Evénements historiques -



Les références aux événements historiques contemporains de l'action sont très rares. Seules interviennent quelques allusions à des épisodes de la conquête de l'Algérie, simples occasions pour Saucisse de faire valoir la détermination et le courage de Langlois en des circonstances périlleuses. La seule allusion au régime de la Monarchie de Juillet, sous lequel a lieu  l'essentiel de l'action, est la présence d'un buste de Louis-Philippe dans la salle de la mairie de Chichilianne, buste désigné par Langlois à Frédéric II avec une désinvolture qui en dit long sur son dédain (partagé sans doute par Giono) pour les puissants du jour et  pour l'action politique. Plus frappante encore est l'absence de toute allusion à la Révolution de 1848, qui débute en février, peu de temps avant le voyage de Langlois et de Saucisse à Grenoble. Dans cette ville, personne ne semble se soucier ni même être au courant de l'agitation parisienne. Histoire rime à peu près avec transitoire ; or, ce que le romancier veut mettre en lumière, c'est la permanence et la répétition à travers le temps d'expériences sur lesquelles l'Histoire n'a pas de prise. Cette impasse marquée faite sur les événements historiques et les péripéties de la politique signifie certainement aussi que, pour Giono, l'essentiel de la vie se situe  ailleurs. A une époque où, sous l'influence de Sartre, de Camus, de Beauvoir, le mot d'ordre est à l'engagement, Giono pratique de façon presque hautaine une littérature du désengagement.

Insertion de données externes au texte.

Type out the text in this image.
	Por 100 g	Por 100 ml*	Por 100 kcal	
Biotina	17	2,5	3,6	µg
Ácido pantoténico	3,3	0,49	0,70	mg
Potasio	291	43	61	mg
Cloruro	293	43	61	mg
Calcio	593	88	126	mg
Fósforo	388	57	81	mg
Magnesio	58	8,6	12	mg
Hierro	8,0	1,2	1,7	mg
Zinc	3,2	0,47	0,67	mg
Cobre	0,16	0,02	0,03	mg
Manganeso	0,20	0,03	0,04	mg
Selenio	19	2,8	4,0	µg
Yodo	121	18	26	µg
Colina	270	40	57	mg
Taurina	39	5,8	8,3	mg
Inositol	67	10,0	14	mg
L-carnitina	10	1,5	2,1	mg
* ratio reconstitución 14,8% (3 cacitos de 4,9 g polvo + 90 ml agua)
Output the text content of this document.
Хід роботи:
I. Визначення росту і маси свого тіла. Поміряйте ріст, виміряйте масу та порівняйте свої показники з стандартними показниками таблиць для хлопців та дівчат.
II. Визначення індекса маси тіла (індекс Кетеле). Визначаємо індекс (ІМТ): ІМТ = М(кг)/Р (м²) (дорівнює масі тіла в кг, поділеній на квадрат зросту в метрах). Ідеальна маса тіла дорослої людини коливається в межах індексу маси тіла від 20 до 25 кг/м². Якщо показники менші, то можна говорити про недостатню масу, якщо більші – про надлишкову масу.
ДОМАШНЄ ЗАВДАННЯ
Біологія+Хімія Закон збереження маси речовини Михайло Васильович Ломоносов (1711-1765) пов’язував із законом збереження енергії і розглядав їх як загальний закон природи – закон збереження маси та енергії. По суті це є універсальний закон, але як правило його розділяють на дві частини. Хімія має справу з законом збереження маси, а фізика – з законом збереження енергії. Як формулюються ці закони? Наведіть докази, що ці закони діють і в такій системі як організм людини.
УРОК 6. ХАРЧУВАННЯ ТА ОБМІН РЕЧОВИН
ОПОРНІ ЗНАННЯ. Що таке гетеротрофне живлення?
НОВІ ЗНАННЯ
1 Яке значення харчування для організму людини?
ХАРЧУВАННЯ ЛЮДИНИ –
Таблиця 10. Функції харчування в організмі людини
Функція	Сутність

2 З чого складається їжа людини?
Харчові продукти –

Il lui arrivera de se moquer de l'engagement sartrien, comme dans telle pique ironique d'Ennemonde.


Femmes -


Sympathiques et impuissantes.


Voir dans Un roi sans divertissement un roman féministe serait sans doute très exagéré. En dehors de Langlois cependant, les personnages les plus sympathiques et les plus riches du roman sont deux femmes, Saucisse et Madame Tim, la "garde rapprochée" de Langlois. Dotées toutes les deux d'une forte personnalité, intelligentes, lucides et attentives, elles échoueront cependant à détourner Langlois de son destin. L'agrément de la compagnie des femmes, intelligentes ou, comme Delphine, agréables à regarder et à manier, est un des plaisirs non négligeables de la vie. Mais, pour l'essentiel, elles comptent pour du beurre. Ni Saucisse ni Madame Tim n'aident Langlois à progresser d'un pouce dans la résolution des énigmes fascinantes, ni à rompre le cercle d'une solitude radicale.

Figures du discours -

Métaphores, comparaisons, personnifications, appliquées aux paysages et aux personnages, visent à nous faire accéder à une expérience poétique du monde qui en révèle l'unité, masquée par les distinctions artificiellement établies par l'intelligence rationnelle (voir, notamment, les articles Frontières et Initiation).

Focalisation -


Le terme technique de "focalisation" renvoie au choix d'un point de vue qui détermine, dans un texte narratif, la teneur et la tonalité des récits et des descriptions concernant les événements, les lieux, les objets, les personnages et êtres animés. On distingue habituellement trois modes de focalisation :


- la focalisation externe


On ne sait d'un personnage que ce qu'il laisse voir de lui, que ce qu'il dit, que ce que d'autres personnages disent de lui. A aucun moment on n'entre dans sa conscience. C'est au fond le mode de focalisation du cinéma et du théâtre. Des souris et des hommes, de John Steinbeck, est un des romans où la focalisation externe est systématiquement employée.


Dans Un roi sans divertissement, la focalisation externe ne devrait pas exister en principe, puisque tout est raconté par des narrateurs successifs, dont la subjectivité vient colorer la narration (focalisation interne). On peut cependant parler de focalisation externe  pour tous les personnages qui sont vus par les autres sans jamais prendre à leur tour la position de narrateurs, sans qu'on entre jamais dans leur conscience. Ces personnages sont Langlois, M.V., le Procureur royal, la "brodeuse", Madame Tim, Delphine. Sauf peut-être Madame Tim, que son intimité avec Saucisse rapproche de nous, ces personnages, les deux premiers surtout, ont un "coefficient" de mystère élevé. Leur personnalité, l'histoire de leur vie, ce qu'ils pensent, ce qu'ils ressentent, ce qu'ils projettent et font, tout cela pose nombre de questions non résolues par le récit. En fait, tout se passe comme si le romancier faisait appel à la sagacité de son lecteur pour tenter de les résoudre à partir des données délibérément fragmentaires et d'interprétation plus d'une fois équivoque disséminées dans son récit. Le lecteur est ainsi appelé à prolonger le travail de réflexion et d'interprétation auquel se livrent les narrateurs.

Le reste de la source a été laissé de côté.